In fact, it’s probably as far back as 2008 when he brought us RocknRolla, since we had a gangsta flick from him, but worry not, for the former Madonna-husband is back with, The Gentlemen, and it is every bit as good as you hoped.
The Gentlemen is a funny crime film, with Ritchie giving us the run-around as he usually does. It has some brilliant performances, with Hugh Grant absolutely stealing the show, and a welcome return to the inventive language Ritchie gave us in his early films.
Whilst casting has always been a strong suit from Mr Ritchie, he has outdone himself here, which is largely down to the one and only, Hugh Grant (“Paddington 2“, “Love Actually”).
Grant plays Fletcher, an investigative reporter, and it is via Fletcher, recounting his story to Raymond, Charlie Hunnam (“Sons Of Anarchy (TV)”, “Pacific Rim”), that we are told the story of The Gentlemen, or to give him his actual name, Mickey Pearson, Matthew McConaughey (“White Boy Rick“, “The Dark Tower“).

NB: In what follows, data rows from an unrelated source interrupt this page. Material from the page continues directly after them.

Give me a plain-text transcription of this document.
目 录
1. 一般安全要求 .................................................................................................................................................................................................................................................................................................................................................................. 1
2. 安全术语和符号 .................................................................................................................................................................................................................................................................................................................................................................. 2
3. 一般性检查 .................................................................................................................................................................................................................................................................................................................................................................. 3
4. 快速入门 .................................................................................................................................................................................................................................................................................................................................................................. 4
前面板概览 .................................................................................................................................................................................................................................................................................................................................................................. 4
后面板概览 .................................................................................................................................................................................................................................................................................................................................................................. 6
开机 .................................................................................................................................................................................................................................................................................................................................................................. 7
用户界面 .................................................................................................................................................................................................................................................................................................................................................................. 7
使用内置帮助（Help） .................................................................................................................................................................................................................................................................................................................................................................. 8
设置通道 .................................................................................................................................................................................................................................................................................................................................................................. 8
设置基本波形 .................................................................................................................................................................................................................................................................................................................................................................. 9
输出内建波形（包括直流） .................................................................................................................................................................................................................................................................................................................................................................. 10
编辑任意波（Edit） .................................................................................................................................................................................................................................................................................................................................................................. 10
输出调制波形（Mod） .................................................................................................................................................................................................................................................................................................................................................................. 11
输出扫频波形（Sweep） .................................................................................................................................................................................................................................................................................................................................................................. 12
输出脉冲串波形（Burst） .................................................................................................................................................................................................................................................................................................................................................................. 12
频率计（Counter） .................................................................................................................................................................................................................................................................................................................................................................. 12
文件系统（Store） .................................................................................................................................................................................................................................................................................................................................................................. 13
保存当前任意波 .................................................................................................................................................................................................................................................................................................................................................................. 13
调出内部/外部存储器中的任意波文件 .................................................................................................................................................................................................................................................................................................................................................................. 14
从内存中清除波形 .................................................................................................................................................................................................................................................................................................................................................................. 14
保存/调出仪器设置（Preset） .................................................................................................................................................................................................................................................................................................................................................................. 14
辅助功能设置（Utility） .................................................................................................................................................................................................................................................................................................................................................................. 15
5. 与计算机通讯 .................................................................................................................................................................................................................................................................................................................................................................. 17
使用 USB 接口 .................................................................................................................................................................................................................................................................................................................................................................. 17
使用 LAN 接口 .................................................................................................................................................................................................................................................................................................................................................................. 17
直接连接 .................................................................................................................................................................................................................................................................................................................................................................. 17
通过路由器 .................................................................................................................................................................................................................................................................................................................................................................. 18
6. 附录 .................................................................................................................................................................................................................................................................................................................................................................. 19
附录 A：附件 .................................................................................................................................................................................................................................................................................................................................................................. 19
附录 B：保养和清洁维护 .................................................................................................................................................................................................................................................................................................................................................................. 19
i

Fletcher has been asked by his boss Eddie Marsan (“Fast & Furious: Hobbs & Shaw“, “Deadpool 2“) to dig the dirt on Pearson and put an end to him and his dealings, of which he has many, and exclusively in weed.
Fletcher is good at what he does and manages to piece together a whole jigsaw involving turf wars, newcomers to the trade, old-hands, accidental gangsters, unwitting gangsters and a whole lot of accidents.
This introduces us to Mathew, Jeremy Strong (“Molly’s Game“, “The Big Short“), the Coach, Colin Farrell (“The Lobster“, “Roman J. Israel, Esq.“), Dry Eye, Henry Golding (“Crazy Rich Asians“, “Last Christmas”) and a whole bunch of kids trying to act tough, or get stoned, or both.
As Fletcher recounts what he’s seen, and photographed, to Raymond, Ritchie delights in showing us what has happened, or sometimes what Fletcher has made up, and then what actually happened.
Grant does all this with a very cheeky smile, and a strange accent, whilst Hunnam keeps a straight face throughout, seething at this man’s knowledge. It’s a brilliant thrust and parry between the two that Ritchie shoots in a stripped back way.
McConaughey is as we have come to expect these days, full of charm and seriousness. He manages to portray menacing, frustrated and madly in love with his wife Rosalind, Michelle Dockery (“Downton Abbey”, “Non-Stop”), all at once.
There are some truly, very funny scenes in The Gentlemen, some which I imagine may not be everyone’s cup of tea, though I’d question why you’d go and watch a Guy Ritchie film in that case.
Anyway, the short discussion between Farrell and Hunnam as he explains who Phuc, Jason Wong (“Solo: A Star Wars Story“, “Strangers (TV)”), is and why he’s in his boot (trunk). Or Farrell explaining to one of his “accidental gangsters”, how one of his others was justified in calling him a “black c*nt”.
As always with Ritchie, the dialogue is short and snappy, cutting without ever going too far, although, despite Grant speaking almost throughout the entirety of the movie, it feels less than say Lock Stock.
The Gentlemen is a welcome relief from the war of stars or Marvelness that is hard to turn away from recently, and it is good to see Ritchie do what he does best.